L’appel de Schwartzman à l’ATP
Mannarino n’est pas le seul joueur à frôler cet à-quoi-bonisme. L’Argentin Diego Schwartzman, battu au troisième tour par le surprenant Karatsev, a appelé l’ATP à « revoir les obligations de quarantaine imposées aux joueurs ».
« J’ai passé quatre mois en Europe, là j’ai passé plus d’un mois loin de chez moi, et si je veux continuer à jouer, ce sera à nouveau hôtel et tournoi, obligé. Ça va être très compliqué de continuer ainsi. N’avoir aucun autre horizon que l’hôtel et le site des tournois, c’est difficile mentalement. »

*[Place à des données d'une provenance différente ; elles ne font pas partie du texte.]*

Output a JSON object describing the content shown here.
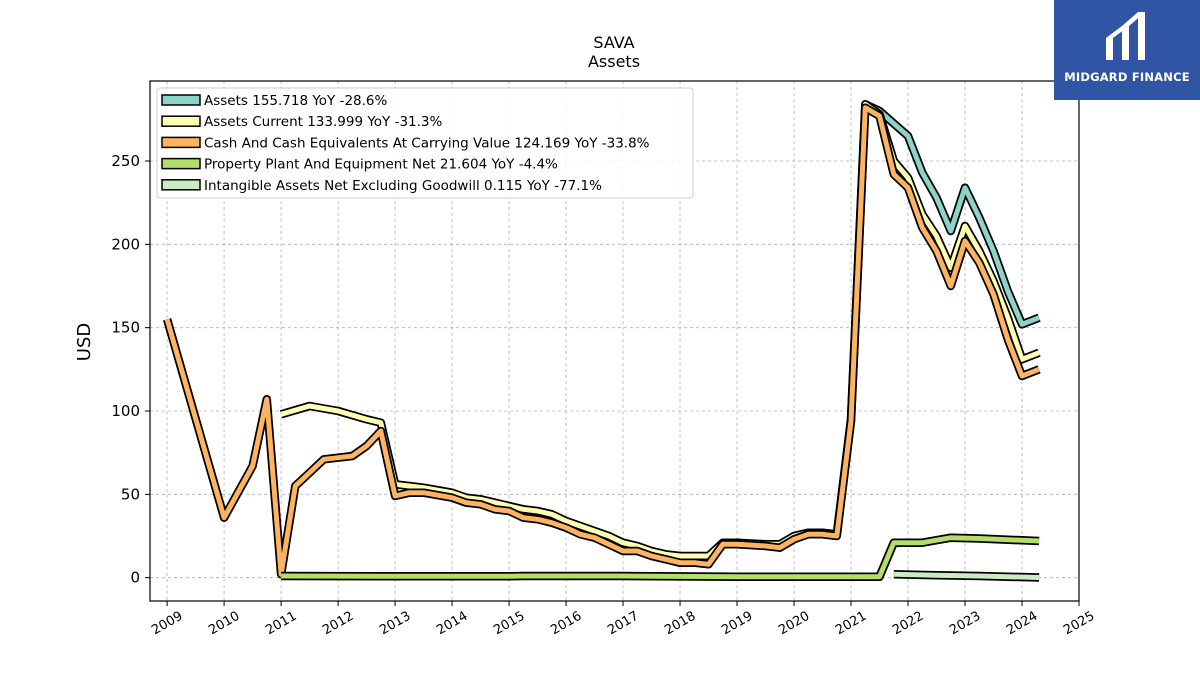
{
  "chart_data": {
    "type": "line",
    "title": "SAVA",
    "subtitle": "Assets",
    "ylabel": "USD",
    "xlabel": "",
    "xlim": [
      2008.7,
      2025.0
    ],
    "ylim": [
      -14,
      298
    ],
    "x_ticks": [
      "2009",
      "2010",
      "2011",
      "2012",
      "2013",
      "2014",
      "2015",
      "2016",
      "2017",
      "2018",
      "2019",
      "2020",
      "2021",
      "2022",
      "2023",
      "2024",
      "2025"
    ],
    "y_ticks": [
      "0",
      "50",
      "100",
      "150",
      "200",
      "250"
    ],
    "grid": true,
    "legend_position": "top-left",
    "series": [
      {
        "name": "Assets",
        "legend_label": "Assets  155.718 YoY -28.6%",
        "color": "#8dd3c7",
        "points": [
          [
            2021.25,
            284
          ],
          [
            2021.5,
            280
          ],
          [
            2022.0,
            265
          ],
          [
            2022.25,
            243
          ],
          [
            2022.5,
            228
          ],
          [
            2022.75,
            208
          ],
          [
            2023.0,
            234
          ],
          [
            2023.25,
            216
          ],
          [
            2023.5,
            196
          ],
          [
            2023.75,
            172
          ],
          [
            2024.0,
            152
          ],
          [
            2024.3,
            156
          ]
        ]
      },
      {
        "name": "Assets Current",
        "legend_label": "Assets Current  133.999 YoY -31.3%",
        "color": "#ffffb3",
        "points": [
          [
            2011.0,
            98
          ],
          [
            2011.5,
            103
          ],
          [
            2012.0,
            100
          ],
          [
            2012.5,
            95
          ],
          [
            2012.75,
            93
          ],
          [
            2013.0,
            56
          ],
          [
            2013.25,
            55
          ],
          [
            2013.5,
            54
          ],
          [
            2014.0,
            51
          ],
          [
            2014.25,
            48
          ],
          [
            2014.5,
            47
          ],
          [
            2015.0,
            43
          ],
          [
            2015.25,
            41
          ],
          [
            2015.5,
            40
          ],
          [
            2015.75,
            38
          ],
          [
            2016.0,
            34
          ],
          [
            2016.25,
            31
          ],
          [
            2016.5,
            28
          ],
          [
            2016.75,
            25
          ],
          [
            2017.0,
            21
          ],
          [
            2017.25,
            19
          ],
          [
            2017.5,
            16
          ],
          [
            2017.75,
            14
          ],
          [
            2018.0,
            13
          ],
          [
            2018.25,
            13
          ],
          [
            2018.5,
            13
          ],
          [
            2018.75,
            21
          ],
          [
            2019.0,
            21
          ],
          [
            2019.5,
            20
          ],
          [
            2019.75,
            20
          ],
          [
            2020.0,
            25
          ],
          [
            2020.25,
            27
          ],
          [
            2020.5,
            27
          ],
          [
            2020.75,
            26
          ],
          [
            2021.0,
            95
          ],
          [
            2021.25,
            284
          ],
          [
            2021.5,
            278
          ],
          [
            2021.75,
            250
          ],
          [
            2022.0,
            240
          ],
          [
            2022.25,
            218
          ],
          [
            2022.5,
            205
          ],
          [
            2022.75,
            186
          ],
          [
            2023.0,
            211
          ],
          [
            2023.25,
            196
          ],
          [
            2023.5,
            178
          ],
          [
            2023.75,
            156
          ],
          [
            2024.0,
            131
          ],
          [
            2024.3,
            135
          ]
        ]
      },
      {
        "name": "Cash And Cash Equivalents At Carrying Value",
        "legend_label": "Cash And Cash Equivalents At Carrying Value  124.169 YoY -33.8%",
        "color": "#fdb462",
        "points": [
          [
            2009.0,
            155
          ],
          [
            2010.0,
            36
          ],
          [
            2010.5,
            67
          ],
          [
            2010.75,
            107
          ],
          [
            2011.0,
            2
          ],
          [
            2011.25,
            55
          ],
          [
            2011.5,
            63
          ],
          [
            2011.75,
            71
          ],
          [
            2012.0,
            72
          ],
          [
            2012.25,
            73
          ],
          [
            2012.5,
            79
          ],
          [
            2012.75,
            88
          ],
          [
            2013.0,
            49
          ],
          [
            2013.25,
            51
          ],
          [
            2013.5,
            51
          ],
          [
            2014.0,
            48
          ],
          [
            2014.25,
            45
          ],
          [
            2014.5,
            44
          ],
          [
            2014.75,
            41
          ],
          [
            2015.0,
            40
          ],
          [
            2015.25,
            36
          ],
          [
            2015.5,
            35
          ],
          [
            2015.75,
            33
          ],
          [
            2016.0,
            30
          ],
          [
            2016.25,
            26
          ],
          [
            2016.5,
            24
          ],
          [
            2016.75,
            20
          ],
          [
            2017.0,
            16
          ],
          [
            2017.25,
            16
          ],
          [
            2017.5,
            13
          ],
          [
            2017.75,
            11
          ],
          [
            2018.0,
            9
          ],
          [
            2018.25,
            9
          ],
          [
            2018.5,
            8
          ],
          [
            2018.75,
            20
          ],
          [
            2019.0,
            20
          ],
          [
            2019.5,
            19
          ],
          [
            2019.75,
            18
          ],
          [
            2020.0,
            23
          ],
          [
            2020.25,
            26
          ],
          [
            2020.5,
            26
          ],
          [
            2020.75,
            25
          ],
          [
            2021.0,
            94
          ],
          [
            2021.25,
            282
          ],
          [
            2021.5,
            277
          ],
          [
            2021.75,
            242
          ],
          [
            2022.0,
            234
          ],
          [
            2022.25,
            210
          ],
          [
            2022.5,
            196
          ],
          [
            2022.75,
            175
          ],
          [
            2023.0,
            202
          ],
          [
            2023.25,
            189
          ],
          [
            2023.5,
            170
          ],
          [
            2023.75,
            143
          ],
          [
            2024.0,
            121
          ],
          [
            2024.3,
            125
          ]
        ]
      },
      {
        "name": "Property Plant And Equipment Net",
        "legend_label": "Property Plant And Equipment Net  21.604 YoY -4.4%",
        "color": "#b3de69",
        "points": [
          [
            2011.0,
            1
          ],
          [
            2013.0,
            0.8
          ],
          [
            2015.0,
            0.8
          ],
          [
            2015.25,
            1.0
          ],
          [
            2017.0,
            1.0
          ],
          [
            2019.0,
            0.6
          ],
          [
            2021.0,
            0.6
          ],
          [
            2021.5,
            0.6
          ],
          [
            2021.75,
            21
          ],
          [
            2022.0,
            21
          ],
          [
            2022.25,
            21
          ],
          [
            2022.75,
            24
          ],
          [
            2023.25,
            23.5
          ],
          [
            2024.3,
            22
          ]
        ]
      },
      {
        "name": "Intangible Assets Net Excluding Goodwill",
        "legend_label": "Intangible Assets Net Excluding Goodwill  0.115 YoY -77.1%",
        "color": "#ccebc5",
        "points": [
          [
            2021.75,
            2
          ],
          [
            2022.5,
            1.5
          ],
          [
            2023.25,
            1
          ],
          [
            2024.3,
            0.1
          ]
        ]
      }
    ]
  },
  "logo": {
    "text": "MIDGARD FINANCE",
    "mark_icon": "midgard-logo-icon",
    "background": "#2f55a4"
  }
}
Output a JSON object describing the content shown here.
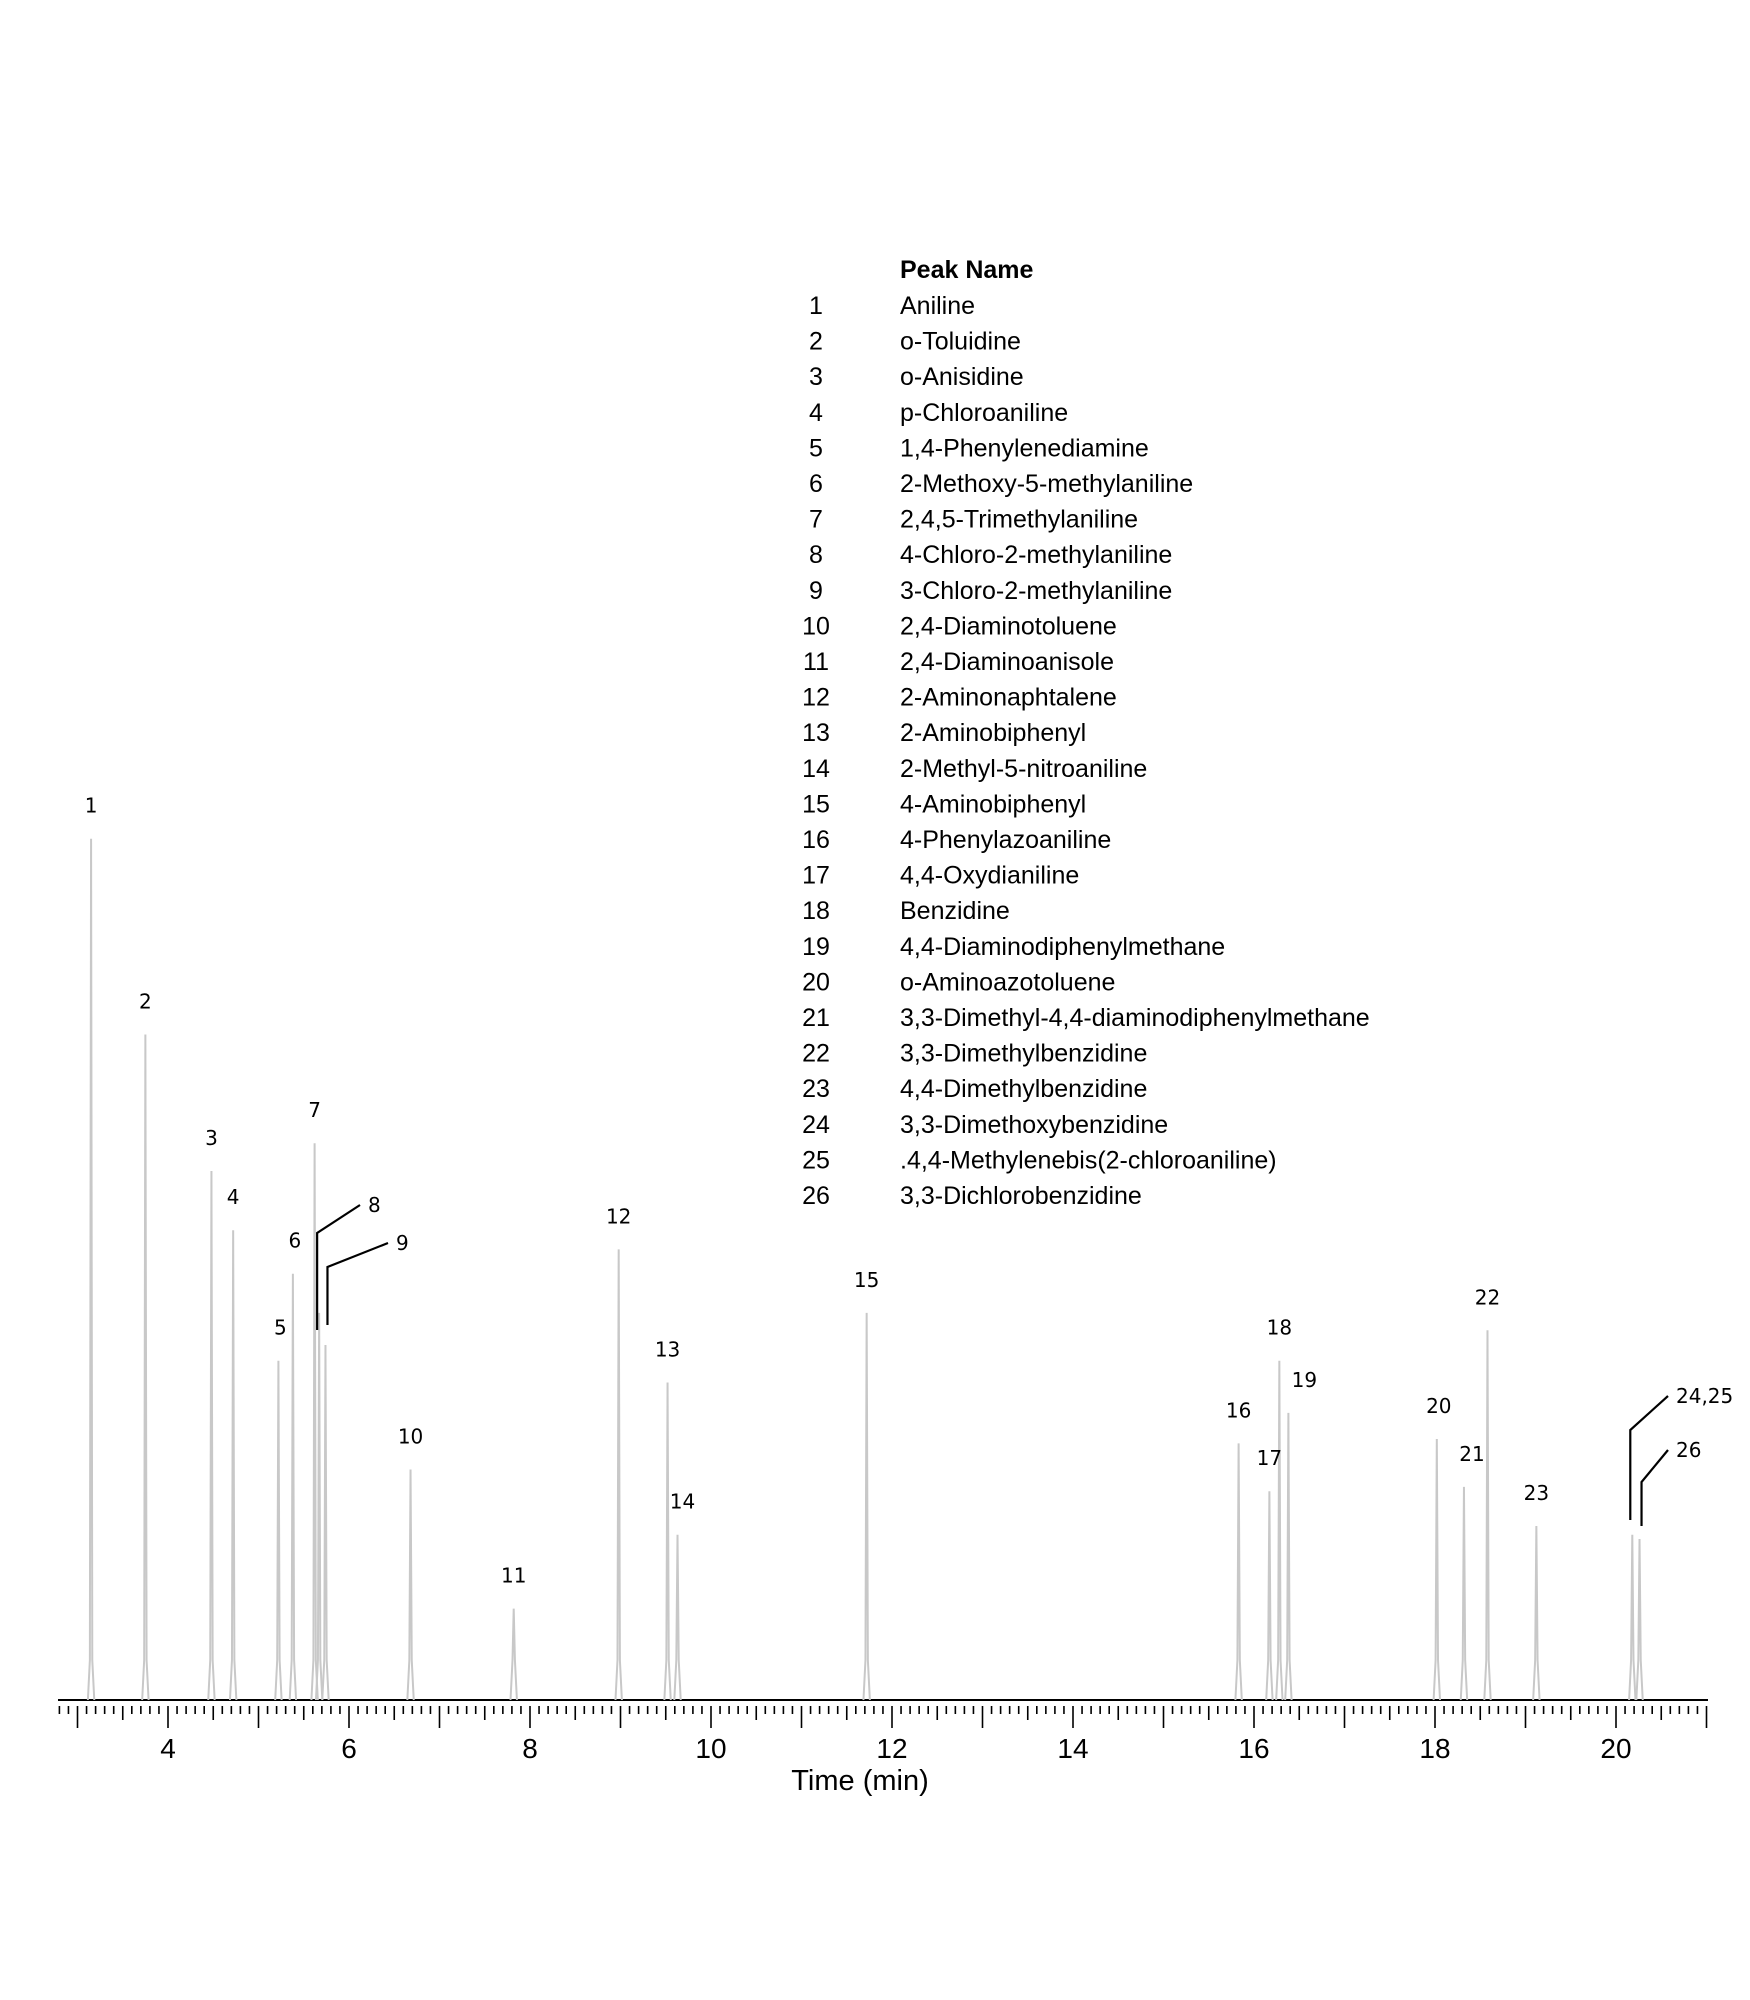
{
  "chart_data": {
    "type": "line",
    "title": "",
    "xlabel": "Time (min)",
    "ylabel": "",
    "xlim": [
      2.75,
      21.05
    ],
    "x_ticks": [
      "4",
      "6",
      "8",
      "10",
      "12",
      "14",
      "16",
      "18",
      "20"
    ],
    "grid": false,
    "legend": {
      "placement": "top-center",
      "header": "Peak Name",
      "entries": [
        {
          "number": "1",
          "name": "Aniline"
        },
        {
          "number": "2",
          "name": "o-Toluidine"
        },
        {
          "number": "3",
          "name": "o-Anisidine"
        },
        {
          "number": "4",
          "name": "p-Chloroaniline"
        },
        {
          "number": "5",
          "name": "1,4-Phenylenediamine"
        },
        {
          "number": "6",
          "name": "2-Methoxy-5-methylaniline"
        },
        {
          "number": "7",
          "name": "2,4,5-Trimethylaniline"
        },
        {
          "number": "8",
          "name": "4-Chloro-2-methylaniline"
        },
        {
          "number": "9",
          "name": "3-Chloro-2-methylaniline"
        },
        {
          "number": "10",
          "name": "2,4-Diaminotoluene"
        },
        {
          "number": "11",
          "name": "2,4-Diaminoanisole"
        },
        {
          "number": "12",
          "name": "2-Aminonaphtalene"
        },
        {
          "number": "13",
          "name": "2-Aminobiphenyl"
        },
        {
          "number": "14",
          "name": "2-Methyl-5-nitroaniline"
        },
        {
          "number": "15",
          "name": "4-Aminobiphenyl"
        },
        {
          "number": "16",
          "name": "4-Phenylazoaniline"
        },
        {
          "number": "17",
          "name": "4,4-Oxydianiline"
        },
        {
          "number": "18",
          "name": "Benzidine"
        },
        {
          "number": "19",
          "name": "4,4-Diaminodiphenylmethane"
        },
        {
          "number": "20",
          "name": "o-Aminoazotoluene"
        },
        {
          "number": "21",
          "name": "3,3-Dimethyl-4,4-diaminodiphenylmethane"
        },
        {
          "number": "22",
          "name": "3,3-Dimethylbenzidine"
        },
        {
          "number": "23",
          "name": "4,4-Dimethylbenzidine"
        },
        {
          "number": "24",
          "name": "3,3-Dimethoxybenzidine"
        },
        {
          "number": "25",
          "name": ".4,4-Methylenebis(2-chloroaniline)"
        },
        {
          "number": "26",
          "name": "3,3-Dichlorobenzidine"
        }
      ]
    },
    "peaks": [
      {
        "label": "1",
        "time": 3.15,
        "height": 0.99
      },
      {
        "label": "2",
        "time": 3.75,
        "height": 0.765
      },
      {
        "label": "3",
        "time": 4.48,
        "height": 0.608
      },
      {
        "label": "4",
        "time": 4.72,
        "height": 0.54
      },
      {
        "label": "5",
        "time": 5.22,
        "height": 0.39
      },
      {
        "label": "6",
        "time": 5.38,
        "height": 0.49
      },
      {
        "label": "7",
        "time": 5.62,
        "height": 0.64
      },
      {
        "label": "8",
        "time": 5.67,
        "height": 0.445
      },
      {
        "label": "9",
        "time": 5.74,
        "height": 0.408
      },
      {
        "label": "10",
        "time": 6.68,
        "height": 0.265
      },
      {
        "label": "11",
        "time": 7.82,
        "height": 0.105
      },
      {
        "label": "12",
        "time": 8.98,
        "height": 0.518
      },
      {
        "label": "13",
        "time": 9.52,
        "height": 0.365
      },
      {
        "label": "14",
        "time": 9.63,
        "height": 0.19
      },
      {
        "label": "15",
        "time": 11.72,
        "height": 0.445
      },
      {
        "label": "16",
        "time": 15.83,
        "height": 0.295
      },
      {
        "label": "17",
        "time": 16.17,
        "height": 0.24
      },
      {
        "label": "18",
        "time": 16.28,
        "height": 0.39
      },
      {
        "label": "19",
        "time": 16.38,
        "height": 0.33
      },
      {
        "label": "20",
        "time": 18.02,
        "height": 0.3
      },
      {
        "label": "21",
        "time": 18.32,
        "height": 0.245
      },
      {
        "label": "22",
        "time": 18.58,
        "height": 0.425
      },
      {
        "label": "23",
        "time": 19.12,
        "height": 0.2
      },
      {
        "label": "24,25",
        "time": 20.18,
        "height": 0.19
      },
      {
        "label": "26",
        "time": 20.26,
        "height": 0.185
      }
    ]
  }
}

Schwartzman n’ignore pas que les conditions de quarantaine sont imposées par les autorités politiques locales. Mais il invite l’ATP, sur son périmètre, à minimiser les obligations faites aux joueurs de participer aux tournois.
Kyrgios : “Je suis habitué aux stades pleins moi”
Nick Kyrgios, éliminé en cinq sets par Dominic Thiem avant l’obligation faite aux Australiens de quitter Melbourne Park, assure « ne pas se projeter plus loin que le double » avec son ami Thanasi Kokkinakis. Ils joueront leur premier tour samedi.
« Je ne suis sûr de rien, tout va dépendre de la façon dont la COVID va être géré en Australie. Je présume que la situation actuelle va se régler assez vite. Mais je ne sais pas comment les autres tournois, ailleurs dans le monde, vont appréhender la situation sanitaire. Moi je suis habitué à jouer devant des stades pleins. Je ne vais pas me forcer à voyager si c’est pour me cloîtrer une semaine avant de faire un match. »
Avec un peu de temps, Mannarino, Schwartzman et Kyrgios seront peut-être aussi philosophes que Grigor Dimitrov. « On ne s’attendant pas à cela, c’est certain. Mais j’avoue qu’après les mois qu’on a vécus l’an dernier, plus rien ne peut vraiment me surprendre. » Ce vendredi, l’Open 13 de Marseille (8-14 mars) et le Masters 1000 de Monte-Carlo (10-18 avril) ont annoncé qu’ils auraient lieu à huis clos.